Ninson started his hobby of collecting photography books with images taken in Africa or by photographers of African descent shortly after arriving in New York on a photography scholarship in 2019. When lockdown was imposed, he went into over-drive, as struggling bookshops offloaded their inventories at reduced rates.
He acquired around 15,000 books that way, working odd jobs and taking out personal loans to cover costs. Ninson has doubled his collection since then, travelling up and down the east coast of the United States in search of new acquisitions. Amongst many other treasured items, the collection now includes every issue of National Geographic from the last 40 years.
Ninson believes that he now owns the world's largest collection of Africa themed photography publications. And his plans for a library are falling in to place beautifully thanks to a $1 million crowdfunding windfall, so he has already started shipping the trove to West Africa for a library he hopes will inspire the next generation of photographers back home.

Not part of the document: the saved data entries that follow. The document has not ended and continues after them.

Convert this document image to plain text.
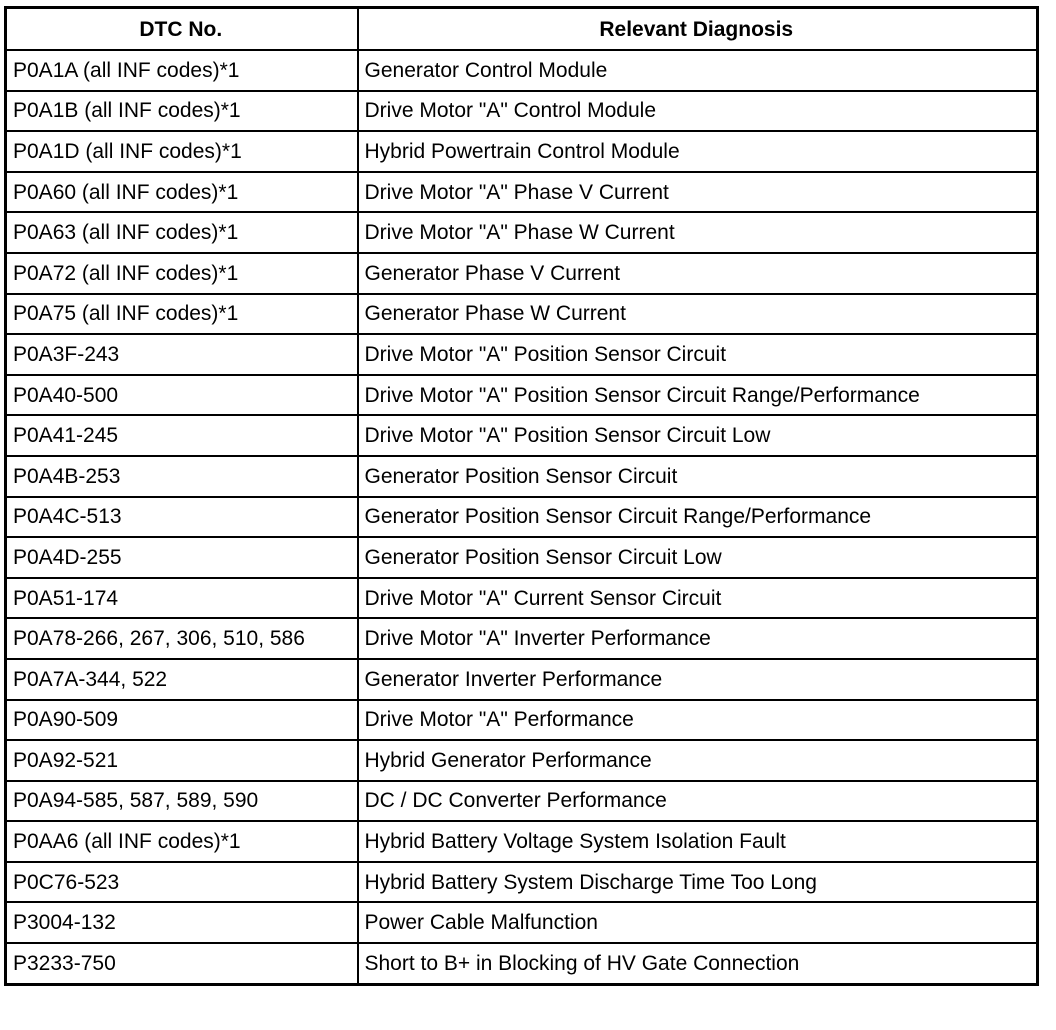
DTC No.	Relevant Diagnosis
P0A1A (all INF codes)*1	Generator Control Module
P0A1B (all INF codes)*1	Drive Motor "A" Control Module
P0A1D (all INF codes)*1	Hybrid Powertrain Control Module
P0A60 (all INF codes)*1	Drive Motor "A" Phase V Current
P0A63 (all INF codes)*1	Drive Motor "A" Phase W Current
P0A72 (all INF codes)*1	Generator Phase V Current
P0A75 (all INF codes)*1	Generator Phase W Current
P0A3F-243	Drive Motor "A" Position Sensor Circuit
P0A40-500	Drive Motor "A" Position Sensor Circuit Range/Performance
P0A41-245	Drive Motor "A" Position Sensor Circuit Low
P0A4B-253	Generator Position Sensor Circuit
P0A4C-513	Generator Position Sensor Circuit Range/Performance
P0A4D-255	Generator Position Sensor Circuit Low
P0A51-174	Drive Motor "A" Current Sensor Circuit
P0A78-266, 267, 306, 510, 586	Drive Motor "A" Inverter Performance
P0A7A-344, 522	Generator Inverter Performance
P0A90-509	Drive Motor "A" Performance
P0A92-521	Hybrid Generator Performance
P0A94-585, 587, 589, 590	DC / DC Converter Performance
P0AA6 (all INF codes)*1	Hybrid Battery Voltage System Isolation Fault
P0C76-523	Hybrid Battery System Discharge Time Too Long
P3004-132	Power Cable Malfunction
P3233-750	Short to B+ in Blocking of HV Gate Connection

"For so long we've let other people tell our stories and distribute our stories," Ninson told Reuters from one of his 16 New York storage units, crammed with ceiling-high stacks of books.
"That is the space I want to fill, to be able to give the tools and resources to African photographers and to black people to be able to tell our own stories," Ninson said.
His dream of using the books to set up Africa's largest photography library in Ghana became a reality after popular blog "Humans of New York" promoted a crowdfunding campaign for his project that raised $1 million in a single day.
The funds will help build the library in the capital Accra. Named after the word for 'Take the Lead' in his local language, the Dikan Centre will also offer workshops, equipment hire and studio space to aspiring African photographers.
"There are a lot of people in Ghana who are desperate to be photographers, to tell the stories of Africa," Ninson said. "These books are going to be the backbone."